Procedura civile - prof.ssa Paola Marzocchi - A.A 2016/2017
Capitolo 1 - La tutela dei diritti
Le norme sostanziali
La tutela dei diritti costituisce una funzione ineliminabile in ogni ordinamento giuridico. Ogni ordinamento giuridico è composto da regole di condotta, che qualificano sia comportamenti attivi (fare) sia comportamenti omissivi (non fare). Lo scopo che l’ordinamento persegue può anche non favorire alcun particolare soggetto; è un esempio il diritto penale sostanziale dove si tutela la collettività nel suo insieme. Ne deriva che il processo penale ha lo scopo di applicare la sanzione penale prevista, attraverso uno strumento giurisdizionale. Lo Stato in materia penale rinuncia ad applicare la sanzione e sottopone la sua pretesa alla valutazione di un soggetto autonomo, indipendente e terzo a maggior garanzia dell’imputato a causa delle gravi conseguenze che la sanzione penale produce sui diritti fondamentali.
Le situazioni sostanziali protette
Le regole di condotta possono imporre doveri di comportamento al fine di creare situazioni sostanziali protette, cioè elevando interessi alla dignità dei diritti, garantendo l’utilità correlata che viene ad essere giuridicamente protetta. Il diritto sostanziale stabilisce quando c’è una situazione sostanziale protetta ovvero quando un interesse è riconosciuto dall’ordinamento.
Le situazioni finali
Le tecniche possibili per costruire una situazione sostanziale protetta sono essenzialmente due:
- L’ordinamento può fornire il titolare dell’interesse di poteri e facoltà di comportamento, imponendo a tutti gli altri consociati il divieto d’impedire l’esercizio di questi poteri e facoltà. I diritti si definiscono situazioni finali, poiché l’interesse è garantito fintanto che il diritto sussiste. (es. proprietà)
- Il titolare dell’interesse protetto non ha necessità della cooperazione di altri soggetti per soddisfarsi.
Le situazioni strumentali
L’ordinamento può prevedere che determinati soggetti abbiano il dovere di tenere certi comportamenti a favore del titolare dell’interesse, il quale si trova nella situazione inattiva di chi attende la collaborazione altrui.
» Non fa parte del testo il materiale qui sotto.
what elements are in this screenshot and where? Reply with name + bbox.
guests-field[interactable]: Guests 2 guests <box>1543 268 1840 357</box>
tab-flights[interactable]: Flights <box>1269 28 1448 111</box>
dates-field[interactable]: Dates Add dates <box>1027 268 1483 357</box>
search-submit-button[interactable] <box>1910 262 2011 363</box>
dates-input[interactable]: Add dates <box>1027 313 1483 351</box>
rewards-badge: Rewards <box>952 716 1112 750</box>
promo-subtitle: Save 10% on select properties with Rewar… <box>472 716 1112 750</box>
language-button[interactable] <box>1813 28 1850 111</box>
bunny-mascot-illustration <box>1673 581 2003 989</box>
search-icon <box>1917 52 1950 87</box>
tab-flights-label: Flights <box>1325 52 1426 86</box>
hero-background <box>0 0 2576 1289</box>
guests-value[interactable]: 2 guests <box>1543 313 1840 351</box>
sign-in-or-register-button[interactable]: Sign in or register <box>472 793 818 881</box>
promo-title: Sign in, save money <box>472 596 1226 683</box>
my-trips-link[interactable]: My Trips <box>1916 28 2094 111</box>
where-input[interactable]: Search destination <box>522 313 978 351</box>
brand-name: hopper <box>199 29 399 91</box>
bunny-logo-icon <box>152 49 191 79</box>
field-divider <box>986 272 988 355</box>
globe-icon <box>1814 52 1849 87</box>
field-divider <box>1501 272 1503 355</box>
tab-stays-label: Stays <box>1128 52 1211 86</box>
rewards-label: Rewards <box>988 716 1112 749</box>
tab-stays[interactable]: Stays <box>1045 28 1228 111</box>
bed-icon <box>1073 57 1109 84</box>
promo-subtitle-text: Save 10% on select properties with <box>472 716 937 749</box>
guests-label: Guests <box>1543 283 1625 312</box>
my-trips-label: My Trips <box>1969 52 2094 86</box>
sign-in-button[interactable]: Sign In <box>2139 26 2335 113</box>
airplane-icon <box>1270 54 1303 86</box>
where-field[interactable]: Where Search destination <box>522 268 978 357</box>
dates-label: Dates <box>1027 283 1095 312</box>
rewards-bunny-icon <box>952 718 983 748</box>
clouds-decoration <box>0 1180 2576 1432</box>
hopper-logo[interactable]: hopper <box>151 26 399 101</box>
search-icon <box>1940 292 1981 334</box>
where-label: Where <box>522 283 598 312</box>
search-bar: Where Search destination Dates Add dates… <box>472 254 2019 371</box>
I diritti così strutturati si definiscono situazioni strumentali, poiché l’interesse si realizza nel momento in cui, con la prestazione dell’obbligato, il diritto si estingue. (es. diritti di credito)
L'illecito
La normativa sostanziale opera imponendo doveri di comportamento che possono avere un contenuto positivo o negativo (astensione). Quando il comportamento in concreto è difforme dall’astratta previsione normativa si ha l’illecito. Questa nozione d’illecito ha una portata generale e non deve essere confusa con quella particolare di fatto illecito. Di fronte all’illecito l’ordinamento deve prevedere meccanismi di reazione, nell’esempio del diritto penale il processo ha ad oggetto, in via immediata, l’illecito.
La lesione
In conseguenza dell’illecito, la situazione sostanziale protetta si trova in uno stato di lesione diverso da quello fisiologico che la normativa vuole realizzare. (es. conduttore che non può esercitare i suoi diritti perché qualcuno glielo impedisce. Si ha un illecito ma soprattutto una lesione del diritto del conduttore). I meccanismi di reazione all’illecito non hanno la finalità di repressione dello stesso (processo penale) ma in primo luogo è finalizzata alla tutela della situazione sostanziale protetta.
La tutela dei diritti
Il più importante tra gli strumenti che realizzano la tutela dei diritti, costituzionalmente obbligatorio (art. 24 Cost.), è quello giurisdizionale, cioè quello che si realizza mediante l’intervento di quell’apparato pubblicistico dello Stato. Sono finalizzati alla tutela giurisdizionale dei diritti il processo civile, amministrativo e tributario: essi sono tutti caratterizzati dal fatto che non si limitano a reagire all’illecito, attraverso la reazione tutelano situazioni sostanziali protette. Al di là degli strumenti giurisdizionali vi sono anche meccanismi non giurisdizionali di tutela dei diritti: sono un esempio l’attività negoziale delle parti e l’arbitrato.
La tutela giurisdizionale
La distinzione tra tutela dei diritti (genus) e tutela giurisdizionale dei diritti (species) si rinviene già nel codice civile; la tutela giurisdizionale è un ambito specifico (VI libro – IV titolo) della più ampia tutela dei diritti (VI libro). Gli strumenti non giurisdizionali devono essere coordinati a quelli giurisdizionali non solo perché sono meccanismi concorrenti alla produzione di uno stesso risultato; ma anche per il rispetto della norma costituzionale che garantisce a tutti l’accesso alla tutela giurisdizionale (art. 24 Cost.)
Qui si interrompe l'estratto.